What are pointer indices in C and what do they reference?

Question

I have searched for a while now and most results didn't help a lot because almost all index and pointer related questions are headed towards arrays. I have a conceptual problem visualizing what the index of a pointer might be. This example function takes argv[1] from arguments:

unsigned long pointerfun(const char* p){
    int* ip;                    // Declare an int pointer ip
    ip = (int*)p;               // Initialize the pointer with the value of p cast to an int pointer
    int i;
    int res=0;
    for(i=0; i<5; i++){         // Loops from 0 to 4
        res += ip[i];           // ...incrementing res by ip[0], ip[1],...
    }
    return res;
}

So I realize a pointer points to a memory location, in my example code ip points to whatever memory address is entered as p. But in my understanding, pointers are no data structures, so I have no idea what ip[0,1,...,4] might reference to.

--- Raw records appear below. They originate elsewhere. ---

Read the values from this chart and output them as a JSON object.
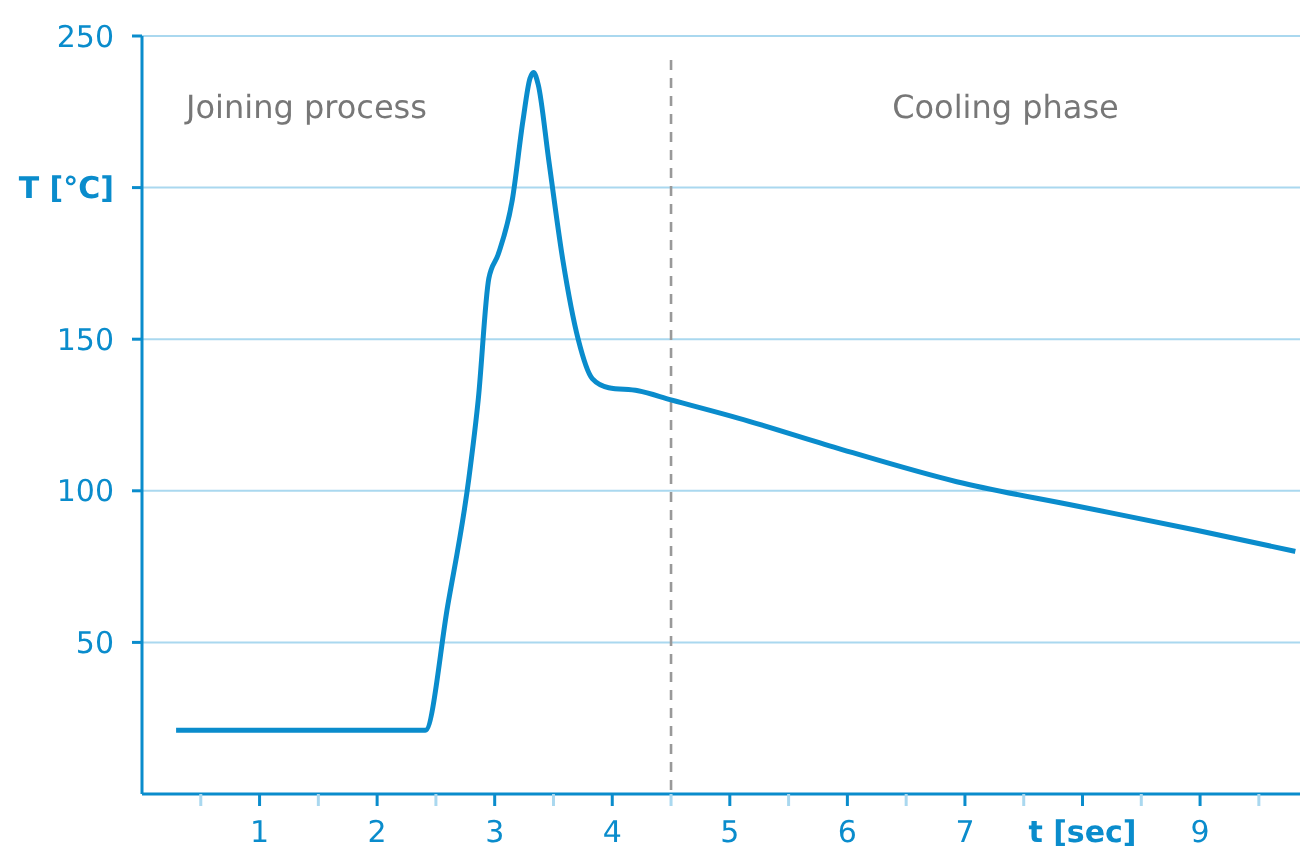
{
  "chart_data": {
    "type": "line",
    "xlabel": "t [sec]",
    "ylabel": "T [°C]",
    "annotations": [
      "Joining process",
      "Cooling phase"
    ],
    "x": [
      0.29,
      2.41,
      2.6,
      2.78,
      2.86,
      2.95,
      3.03,
      3.15,
      3.24,
      3.3,
      3.33,
      3.37,
      3.46,
      3.58,
      3.71,
      3.83,
      3.97,
      4.22,
      4.5,
      5.07,
      5.92,
      6.93,
      7.95,
      8.97,
      9.81
    ],
    "series": [
      {
        "color": "#0a8ccc",
        "values": [
          21,
          21,
          62,
          104,
          130,
          170,
          178,
          196,
          222,
          236,
          238,
          234,
          209,
          176,
          150,
          137,
          134,
          133,
          130,
          124,
          114,
          103,
          95,
          87,
          80
        ]
      }
    ],
    "xlim": [
      0,
      9.85
    ],
    "xticks": [
      {
        "value": 0.5,
        "label": null
      },
      1,
      {
        "value": 1.5,
        "label": null
      },
      2,
      {
        "value": 2.5,
        "label": null
      },
      3,
      {
        "value": 3.5,
        "label": null
      },
      4,
      {
        "value": 4.5,
        "label": null
      },
      5,
      {
        "value": 5.5,
        "label": null
      },
      6,
      {
        "value": 6.5,
        "label": null
      },
      7,
      {
        "value": 7.5,
        "label": null
      },
      {
        "value": 8,
        "label": null
      },
      {
        "value": 8.5,
        "label": null
      },
      9,
      {
        "value": 9.5,
        "label": null
      }
    ],
    "ylim": [
      0,
      250
    ],
    "yticks": [
      50,
      100,
      150,
      {
        "value": 200,
        "label": null
      },
      250
    ],
    "grid": "y",
    "marker": "none",
    "line_style": "solid",
    "ref_lines": [
      {
        "axis": "x",
        "value": 4.5,
        "color": "#999999",
        "line_style": "dashed"
      }
    ]
  }
}
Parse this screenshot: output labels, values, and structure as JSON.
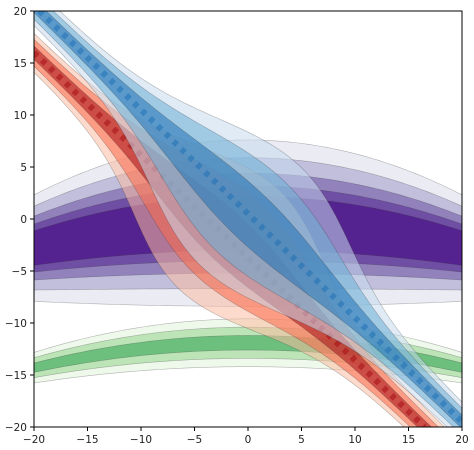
{
  "chart_data": {
    "type": "contour",
    "title": "",
    "xlabel": "",
    "ylabel": "",
    "xlim": [
      -20,
      20
    ],
    "ylim": [
      -20,
      20
    ],
    "x_ticks": [
      -20,
      -15,
      -10,
      -5,
      0,
      5,
      10,
      15,
      20
    ],
    "y_ticks": [
      20,
      15,
      10,
      5,
      0,
      -5,
      -10,
      -15,
      -20
    ],
    "x_tick_labels": [
      "−20",
      "−15",
      "−10",
      "−5",
      "0",
      "5",
      "10",
      "15",
      "20"
    ],
    "y_tick_labels": [
      "20",
      "15",
      "10",
      "5",
      "0",
      "−5",
      "−10",
      "−15",
      "−20"
    ],
    "grid": false,
    "layers": [
      {
        "kind": "horizontal-band",
        "colormap": "Greens",
        "colors": [
          "#e5f5e0",
          "#a1d99b",
          "#41ab5d"
        ],
        "alpha": 0.65,
        "center_y": -12.5,
        "curvature": 0.006,
        "levels_halfwidth": [
          2.3,
          1.5,
          0.7
        ]
      },
      {
        "kind": "horizontal-band",
        "colormap": "Purples",
        "colors": [
          "#dadaeb",
          "#9e9ac8",
          "#6a51a3",
          "#54278f",
          "#3f007d"
        ],
        "alpha": 0.55,
        "center_y": -1.0,
        "curvature": 0.006,
        "levels_halfwidth": [
          8.0,
          6.3,
          4.8,
          3.6,
          2.6
        ]
      },
      {
        "kind": "diagonal-band",
        "colormap": "Reds",
        "colors": [
          "#fcbba1",
          "#fb6a4a",
          "#a50f15"
        ],
        "alpha": 0.55,
        "line": {
          "x1": -20,
          "y1": 16.0,
          "x2": 16.5,
          "y2": -20
        },
        "bulge": 7.5,
        "levels_halfwidth": [
          1.3,
          0.9,
          0.45
        ]
      },
      {
        "kind": "diagonal-band",
        "colormap": "Blues",
        "colors": [
          "#c6dbef",
          "#6baed6",
          "#2171b5"
        ],
        "alpha": 0.55,
        "line": {
          "x1": -19.5,
          "y1": 20,
          "x2": 20,
          "y2": -19.5
        },
        "bulge": 7.5,
        "levels_halfwidth": [
          1.3,
          0.9,
          0.45
        ]
      }
    ]
  }
}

Would be really great if someone more prudent could illuminate me here.

Answer 1

To help you better understand, lets try and make it more "graphical"...

Memory is a series of consecutive locations where values can be stored. After your assignment ip = (int*)p you can look at ip like this:

ip
|
v
+-------+-------+-------+----
| ip[0] | ip[1] | ip[2] | ...
+-------+-------+-------+----
^       ^       ^       ^
|       |       |       |
100     104     108     112

Since ip is a pointer, there is really no specific end to the "array" it points to, the end you have to keep track of yourself.

---

Now when it comes to addressing, for simplicity's sake lets say that ip points to the address 100, that means that the contents of the variable ip is 100. Lets also say that sizeof(int) == 4.

Then when you do ip[2] it's the same thing as doing *(ip + 2), then you are adding 2 * sizeof(int) (i.e. 8) as byte offset to the pointer, and get address 108 which is then dereferenced giving you the contents of ip[2] (whatever that might be).

---

Now for a little curiosity and to "really fry your noodle": Thanks to the commutative property of addition, the expression *(ip + i) is of course the same as *(i + ip) which leads to the weird but valid transformation that ip[i] is the same as i[ip].

Answer 2

ip[n] is the same as *(ip+n).

You can see ip[n] as the n-th integer away from the integer at address ip. Usually this type of syntax occurs in an array.

Also, if you did not allocate memory properly you might run into some run-time errors / invoke undefined behaviour.